In order to play this shot successfully, you need to have several factors in your favour, only one of which is the proper swing.
The first essential is a clean lie, to enable maximum application of clubface to ball. It also helps to be playing into the wind and to a green that slopes towards you.
Finally, your chances of applying backspin will be enhanced if you’re playing with square-grooved irons and striking a soft-covered ball.
The key to the technique is to make crisp, brisk impact with the back of the ball. Ideally, in fact, you want to hit the top-back quadrant of the ball, so that you squeeze the ball against the turf for a millisecond. That’s what creates the friction that makes the ball spin.
Begin by positioning the ball a few centimetres behind its usual position in your stance. Don’t move it any farther back, because that will simply produce a low, squirting shot. Grip the club more firmly than normal, to reduce wrist action – you want hand speed but not wrist speed.
The swing should be aggressive from top to bottom. Contrary to common belief, the suck back is played with the big muscles – it is not a flick. Keeping those wrists firm, swing through briskly with the arms as your legs and lower body move towards the target.
You don’t want to pick this ball cleanly, but you don’t want a divot either.
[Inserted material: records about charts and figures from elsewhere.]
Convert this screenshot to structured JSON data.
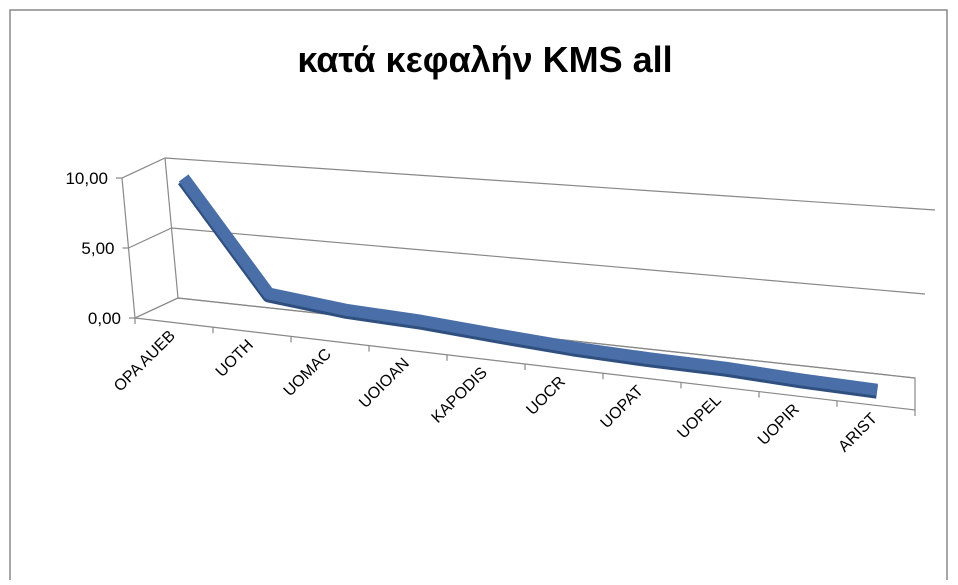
{
  "chart_data": {
    "type": "line",
    "title": "κατά κεφαλήν KMS all",
    "categories": [
      "OPA AUEB",
      "UOTH",
      "UOMAC",
      "UOIOAN",
      "KAPODIS",
      "UOCR",
      "UOPAT",
      "UOPEL",
      "UOPIR",
      "ARIST"
    ],
    "values": [
      9.5,
      1.9,
      1.35,
      1.15,
      0.8,
      0.5,
      0.35,
      0.3,
      0.1,
      0
    ],
    "color": "#4a6fa8",
    "ylim": [
      0,
      10
    ],
    "yticks": [
      {
        "value": 0,
        "label": "0,00"
      },
      {
        "value": 5,
        "label": "5,00"
      },
      {
        "value": 10,
        "label": "10,00"
      }
    ],
    "grid": true
  }
}
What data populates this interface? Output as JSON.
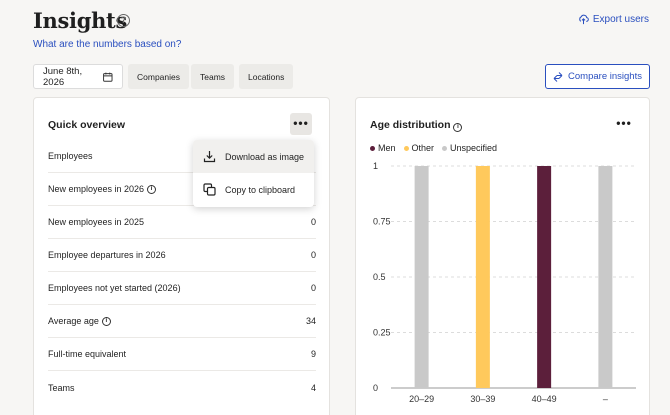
{
  "header": {
    "title": "Insights",
    "help_glyph": "?",
    "export_label": "Export users",
    "numbers_link": "What are the numbers based on?"
  },
  "filters": {
    "date": "June 8th, 2026",
    "companies": "Companies",
    "teams": "Teams",
    "locations": "Locations",
    "compare_label": "Compare insights"
  },
  "overview": {
    "title": "Quick overview",
    "kebab": "•••",
    "rows": [
      {
        "label": "Employees",
        "value": "",
        "info": false
      },
      {
        "label": "New employees in 2026",
        "value": "",
        "info": true
      },
      {
        "label": "New employees in 2025",
        "value": "0",
        "info": false
      },
      {
        "label": "Employee departures in 2026",
        "value": "0",
        "info": false
      },
      {
        "label": "Employees not yet started (2026)",
        "value": "0",
        "info": false
      },
      {
        "label": "Average age",
        "value": "34",
        "info": true
      },
      {
        "label": "Full-time equivalent",
        "value": "9",
        "info": false
      },
      {
        "label": "Teams",
        "value": "4",
        "info": false
      }
    ]
  },
  "menu": {
    "download_label": "Download as image",
    "copy_label": "Copy to clipboard"
  },
  "age": {
    "title": "Age distribution",
    "kebab": "•••",
    "legend": [
      {
        "label": "Men",
        "color": "#5c1f3b"
      },
      {
        "label": "Other",
        "color": "#ffc95c"
      },
      {
        "label": "Unspecified",
        "color": "#c9c9c9"
      }
    ]
  },
  "chart_data": {
    "type": "bar",
    "categories": [
      "20–29",
      "30–39",
      "40–49",
      "–"
    ],
    "series": [
      {
        "name": "Men",
        "color": "#5c1f3b",
        "values": [
          0,
          0,
          1,
          0
        ]
      },
      {
        "name": "Other",
        "color": "#ffc95c",
        "values": [
          0,
          1,
          0,
          0
        ]
      },
      {
        "name": "Unspecified",
        "color": "#c9c9c9",
        "values": [
          1,
          0,
          0,
          1
        ]
      }
    ],
    "yticks": [
      "0",
      "0.25",
      "0.5",
      "0.75",
      "1"
    ],
    "ylim": [
      0,
      1
    ],
    "grid": true,
    "legend_position": "top-left"
  }
}
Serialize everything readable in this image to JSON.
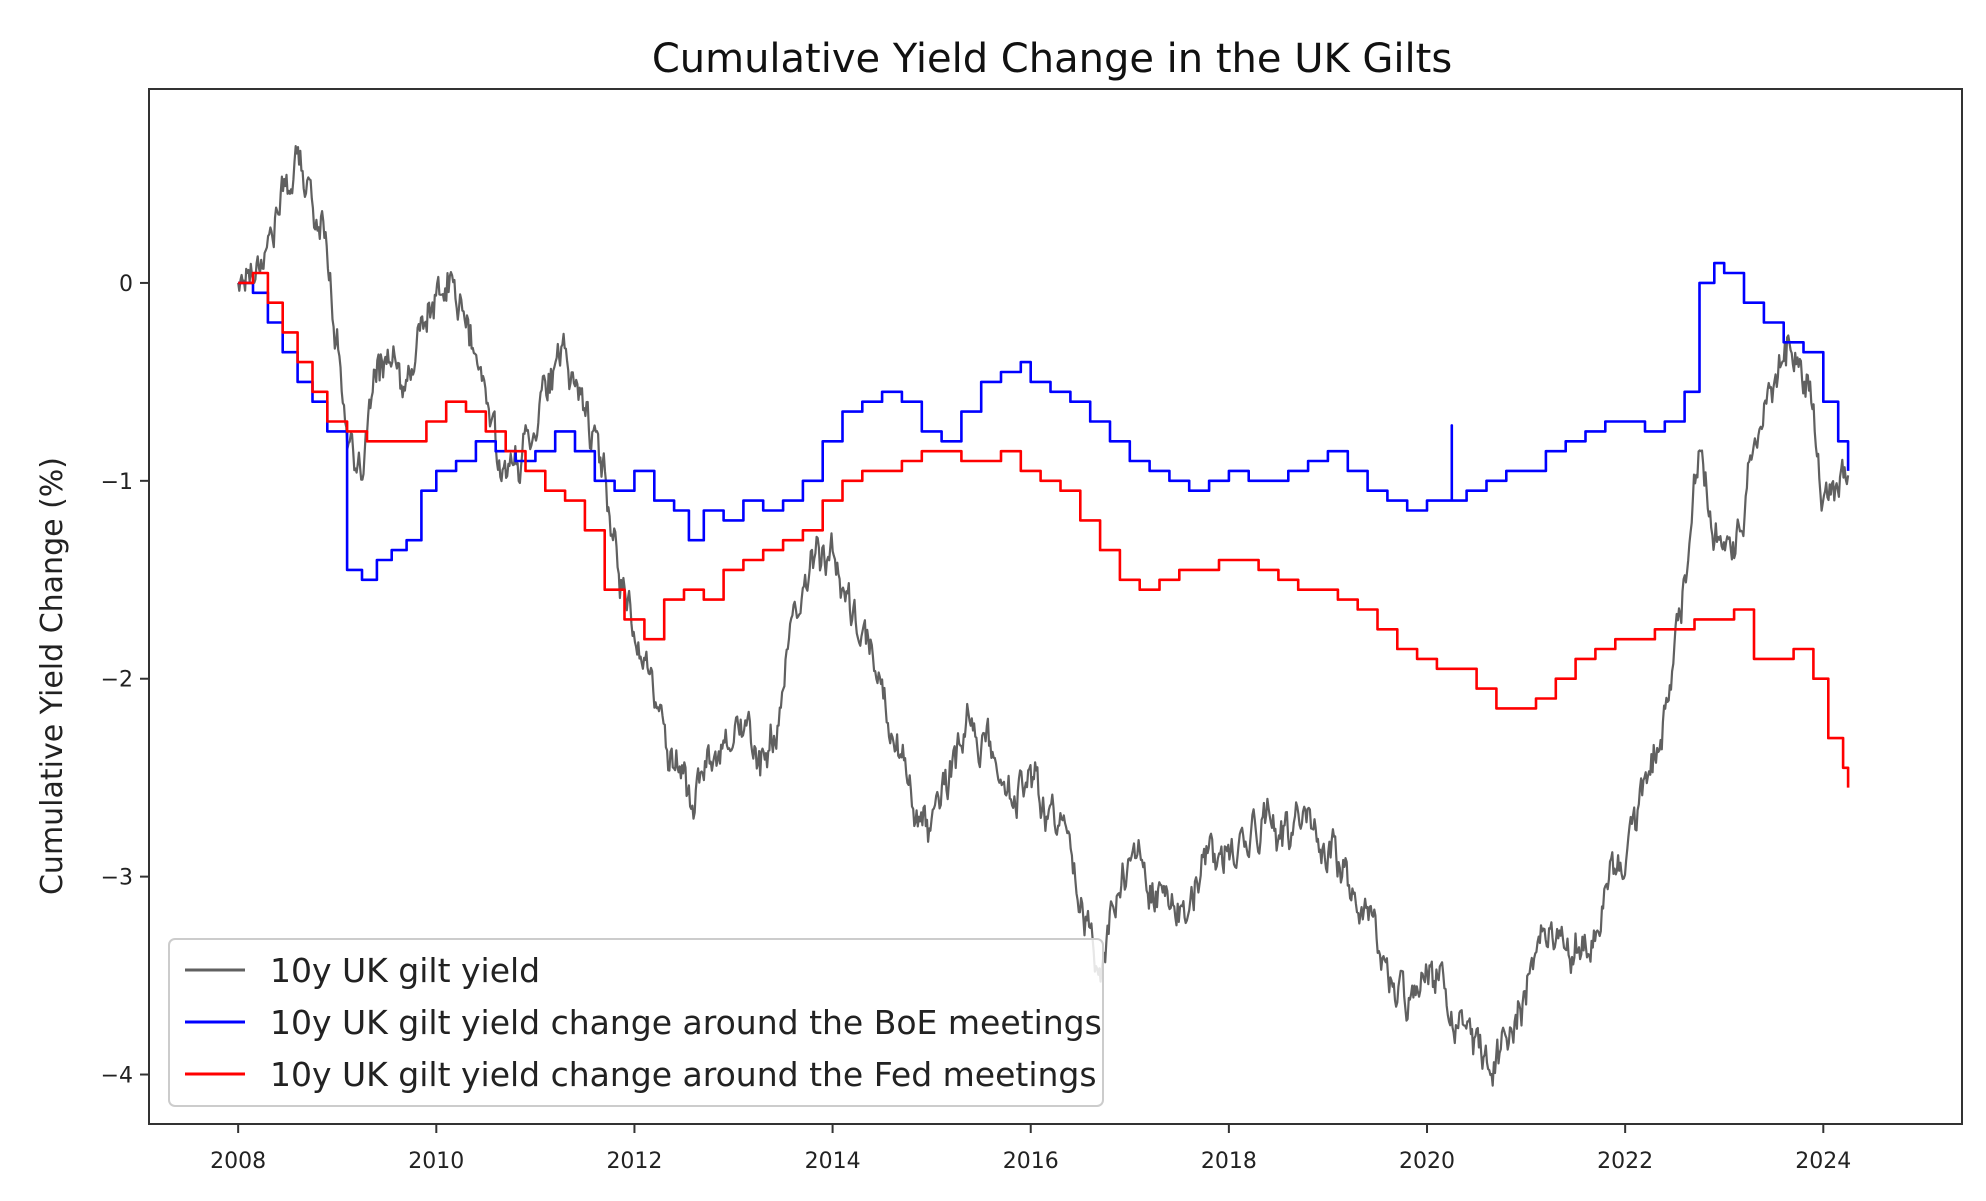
{
  "chart_data": {
    "type": "line",
    "title": "Cumulative Yield Change in the UK Gilts",
    "xlabel": "",
    "ylabel": "Cumulative Yield Change (%)",
    "xlim": [
      2007.1,
      2025.4
    ],
    "ylim": [
      -4.25,
      0.98
    ],
    "x_ticks": [
      2008,
      2010,
      2012,
      2014,
      2016,
      2018,
      2020,
      2022,
      2024
    ],
    "x_tick_labels": [
      "2008",
      "2010",
      "2012",
      "2014",
      "2016",
      "2018",
      "2020",
      "2022",
      "2024"
    ],
    "y_ticks": [
      0,
      -1,
      -2,
      -3,
      -4
    ],
    "y_tick_labels": [
      "0",
      "−1",
      "−2",
      "−3",
      "−4"
    ],
    "grid": false,
    "legend_position": "lower-left",
    "series": [
      {
        "name": "10y UK gilt yield",
        "color": "#606060",
        "style": "noisy",
        "x": [
          2008.0,
          2008.15,
          2008.3,
          2008.45,
          2008.6,
          2008.75,
          2008.9,
          2009.0,
          2009.1,
          2009.2,
          2009.35,
          2009.5,
          2009.7,
          2009.85,
          2010.0,
          2010.15,
          2010.3,
          2010.45,
          2010.6,
          2010.75,
          2010.9,
          2011.1,
          2011.3,
          2011.5,
          2011.7,
          2011.85,
          2012.0,
          2012.2,
          2012.4,
          2012.6,
          2012.8,
          2013.0,
          2013.2,
          2013.35,
          2013.5,
          2013.7,
          2013.85,
          2014.0,
          2014.2,
          2014.4,
          2014.6,
          2014.8,
          2015.0,
          2015.1,
          2015.2,
          2015.4,
          2015.6,
          2015.8,
          2016.0,
          2016.2,
          2016.4,
          2016.55,
          2016.7,
          2016.85,
          2017.0,
          2017.2,
          2017.4,
          2017.6,
          2017.8,
          2018.0,
          2018.2,
          2018.4,
          2018.6,
          2018.8,
          2019.0,
          2019.2,
          2019.4,
          2019.6,
          2019.8,
          2020.0,
          2020.2,
          2020.4,
          2020.6,
          2020.8,
          2021.0,
          2021.2,
          2021.4,
          2021.6,
          2021.8,
          2022.0,
          2022.2,
          2022.4,
          2022.6,
          2022.75,
          2022.9,
          2023.0,
          2023.15,
          2023.3,
          2023.5,
          2023.7,
          2023.85,
          2024.0,
          2024.15,
          2024.25
        ],
        "y": [
          0.0,
          0.1,
          0.2,
          0.45,
          0.6,
          0.4,
          0.2,
          -0.3,
          -0.7,
          -1.1,
          -0.6,
          -0.35,
          -0.6,
          -0.2,
          -0.1,
          0.0,
          -0.2,
          -0.5,
          -0.8,
          -1.0,
          -0.8,
          -0.5,
          -0.4,
          -0.6,
          -1.0,
          -1.45,
          -1.7,
          -2.1,
          -2.4,
          -2.6,
          -2.4,
          -2.2,
          -2.3,
          -2.45,
          -2.0,
          -1.6,
          -1.3,
          -1.4,
          -1.7,
          -1.9,
          -2.2,
          -2.6,
          -2.8,
          -2.6,
          -2.5,
          -2.2,
          -2.4,
          -2.6,
          -2.5,
          -2.7,
          -2.8,
          -3.2,
          -3.5,
          -3.1,
          -2.9,
          -3.0,
          -3.1,
          -3.2,
          -2.9,
          -2.9,
          -2.8,
          -2.7,
          -2.8,
          -2.7,
          -2.85,
          -3.0,
          -3.2,
          -3.5,
          -3.6,
          -3.4,
          -3.6,
          -3.85,
          -3.95,
          -3.8,
          -3.6,
          -3.2,
          -3.3,
          -3.4,
          -3.1,
          -2.9,
          -2.5,
          -2.2,
          -1.5,
          -0.8,
          -1.2,
          -1.4,
          -1.3,
          -0.8,
          -0.5,
          -0.3,
          -0.5,
          -1.1,
          -1.0,
          -0.95
        ],
        "seed": 17
      },
      {
        "name": "10y UK gilt yield change around the BoE meetings",
        "color": "#0000ff",
        "style": "step",
        "x": [
          2008.0,
          2008.15,
          2008.3,
          2008.45,
          2008.6,
          2008.75,
          2008.9,
          2009.1,
          2009.25,
          2009.4,
          2009.55,
          2009.7,
          2009.85,
          2010.0,
          2010.2,
          2010.4,
          2010.6,
          2010.8,
          2011.0,
          2011.2,
          2011.4,
          2011.6,
          2011.8,
          2012.0,
          2012.2,
          2012.4,
          2012.55,
          2012.7,
          2012.9,
          2013.1,
          2013.3,
          2013.5,
          2013.7,
          2013.9,
          2014.1,
          2014.3,
          2014.5,
          2014.7,
          2014.9,
          2015.1,
          2015.3,
          2015.5,
          2015.7,
          2015.9,
          2016.0,
          2016.2,
          2016.4,
          2016.6,
          2016.8,
          2017.0,
          2017.2,
          2017.4,
          2017.6,
          2017.8,
          2018.0,
          2018.2,
          2018.4,
          2018.6,
          2018.8,
          2019.0,
          2019.2,
          2019.4,
          2019.6,
          2019.8,
          2020.0,
          2020.2,
          2020.4,
          2020.6,
          2020.8,
          2021.0,
          2021.2,
          2021.4,
          2021.6,
          2021.8,
          2022.0,
          2022.2,
          2022.4,
          2022.6,
          2022.75,
          2022.9,
          2023.0,
          2023.2,
          2023.4,
          2023.6,
          2023.8,
          2024.0,
          2024.15,
          2024.25
        ],
        "y": [
          0.0,
          -0.05,
          -0.2,
          -0.35,
          -0.5,
          -0.6,
          -0.75,
          -1.45,
          -1.5,
          -1.4,
          -1.35,
          -1.3,
          -1.05,
          -0.95,
          -0.9,
          -0.8,
          -0.85,
          -0.9,
          -0.85,
          -0.75,
          -0.85,
          -1.0,
          -1.05,
          -0.95,
          -1.1,
          -1.15,
          -1.3,
          -1.15,
          -1.2,
          -1.1,
          -1.15,
          -1.1,
          -1.0,
          -0.8,
          -0.65,
          -0.6,
          -0.55,
          -0.6,
          -0.75,
          -0.8,
          -0.65,
          -0.5,
          -0.45,
          -0.4,
          -0.5,
          -0.55,
          -0.6,
          -0.7,
          -0.8,
          -0.9,
          -0.95,
          -1.0,
          -1.05,
          -1.0,
          -0.95,
          -1.0,
          -1.0,
          -0.95,
          -0.9,
          -0.85,
          -0.95,
          -1.05,
          -1.1,
          -1.15,
          -1.1,
          -1.1,
          -1.05,
          -1.0,
          -0.95,
          -0.95,
          -0.85,
          -0.8,
          -0.75,
          -0.7,
          -0.7,
          -0.75,
          -0.7,
          -0.55,
          0.0,
          0.1,
          0.05,
          -0.1,
          -0.2,
          -0.3,
          -0.35,
          -0.6,
          -0.8,
          -0.95
        ],
        "spike": {
          "x": 2020.25,
          "y": -0.72
        }
      },
      {
        "name": "10y UK gilt yield change around the Fed meetings",
        "color": "#ff0000",
        "style": "step",
        "x": [
          2008.0,
          2008.15,
          2008.3,
          2008.45,
          2008.6,
          2008.75,
          2008.9,
          2009.1,
          2009.3,
          2009.5,
          2009.7,
          2009.9,
          2010.1,
          2010.3,
          2010.5,
          2010.7,
          2010.9,
          2011.1,
          2011.3,
          2011.5,
          2011.7,
          2011.9,
          2012.1,
          2012.3,
          2012.5,
          2012.7,
          2012.9,
          2013.1,
          2013.3,
          2013.5,
          2013.7,
          2013.9,
          2014.1,
          2014.3,
          2014.5,
          2014.7,
          2014.9,
          2015.1,
          2015.3,
          2015.5,
          2015.7,
          2015.9,
          2016.1,
          2016.3,
          2016.5,
          2016.7,
          2016.9,
          2017.1,
          2017.3,
          2017.5,
          2017.7,
          2017.9,
          2018.1,
          2018.3,
          2018.5,
          2018.7,
          2018.9,
          2019.1,
          2019.3,
          2019.5,
          2019.7,
          2019.9,
          2020.1,
          2020.3,
          2020.5,
          2020.7,
          2020.9,
          2021.1,
          2021.3,
          2021.5,
          2021.7,
          2021.9,
          2022.1,
          2022.3,
          2022.5,
          2022.7,
          2022.9,
          2023.1,
          2023.3,
          2023.5,
          2023.7,
          2023.9,
          2024.05,
          2024.2,
          2024.25
        ],
        "y": [
          0.0,
          0.05,
          -0.1,
          -0.25,
          -0.4,
          -0.55,
          -0.7,
          -0.75,
          -0.8,
          -0.8,
          -0.8,
          -0.7,
          -0.6,
          -0.65,
          -0.75,
          -0.85,
          -0.95,
          -1.05,
          -1.1,
          -1.25,
          -1.55,
          -1.7,
          -1.8,
          -1.6,
          -1.55,
          -1.6,
          -1.45,
          -1.4,
          -1.35,
          -1.3,
          -1.25,
          -1.1,
          -1.0,
          -0.95,
          -0.95,
          -0.9,
          -0.85,
          -0.85,
          -0.9,
          -0.9,
          -0.85,
          -0.95,
          -1.0,
          -1.05,
          -1.2,
          -1.35,
          -1.5,
          -1.55,
          -1.5,
          -1.45,
          -1.45,
          -1.4,
          -1.4,
          -1.45,
          -1.5,
          -1.55,
          -1.55,
          -1.6,
          -1.65,
          -1.75,
          -1.85,
          -1.9,
          -1.95,
          -1.95,
          -2.05,
          -2.15,
          -2.15,
          -2.1,
          -2.0,
          -1.9,
          -1.85,
          -1.8,
          -1.8,
          -1.75,
          -1.75,
          -1.7,
          -1.7,
          -1.65,
          -1.9,
          -1.9,
          -1.85,
          -2.0,
          -2.3,
          -2.45,
          -2.55
        ],
        "spike": null
      }
    ]
  }
}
You’ll know you’ve played it well when, at impact, you slick down the grass in front of the ball.
The Spinless Shot
I was known as a player who put a lot of backspin on the ball, but the fact is, I also knew how to hit a shot that had almost no spin. This is a handy shot to have, particularly when you want the ball to sort of thud down and stop on the green.
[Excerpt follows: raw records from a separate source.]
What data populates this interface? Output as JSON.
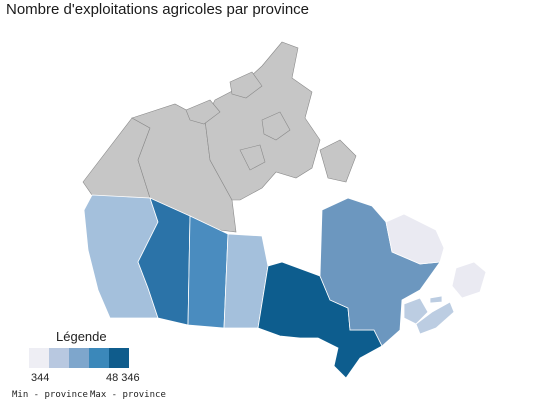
{
  "title": "Nombre d'exploitations agricoles par province",
  "legend": {
    "title": "Légende",
    "min_value": "344",
    "max_value": "48 346",
    "min_label": "Min - province",
    "max_label": "Max - province",
    "colors": [
      "#eeeef4",
      "#b8c8e0",
      "#7ea6cc",
      "#3b88ba",
      "#0f5c8c"
    ]
  },
  "regions": {
    "yukon": {
      "color": "#c6c6c6"
    },
    "northwest_territories": {
      "color": "#c6c6c6"
    },
    "nunavut": {
      "color": "#c6c6c6"
    },
    "british_columbia": {
      "color": "#a4c0dc"
    },
    "alberta": {
      "color": "#2b73a8"
    },
    "saskatchewan": {
      "color": "#4a8cbf"
    },
    "manitoba": {
      "color": "#a4c0dc"
    },
    "ontario": {
      "color": "#0d5d8e"
    },
    "quebec": {
      "color": "#6c97bf"
    },
    "newfoundland_labrador": {
      "color": "#eaeaf2"
    },
    "new_brunswick": {
      "color": "#bccde2"
    },
    "nova_scotia": {
      "color": "#bccde2"
    },
    "prince_edward_island": {
      "color": "#bccde2"
    }
  }
}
Outwardly the swing for this shot looks much the same as that for any other iron shot. Your ball position should be a bit more forward – perhaps half a ball – than usual, but the difference is in the way you feel during the swing. It’s a loose and ‘oily’ feeling, to borrow one of the great Sam Snead’s words. Whereas on most shots you maintain a certain amount of tension in your legs, for this shot you unlock those muscles in your thighs and calves so that your swing flows with extra smoothness. Your knees don’t fire as they do on other swings, and your leg action is soft and yielding. At impact, your club clips the ball with a 3-wood-like angle of attack, rather than the more downward blow that takes a divot.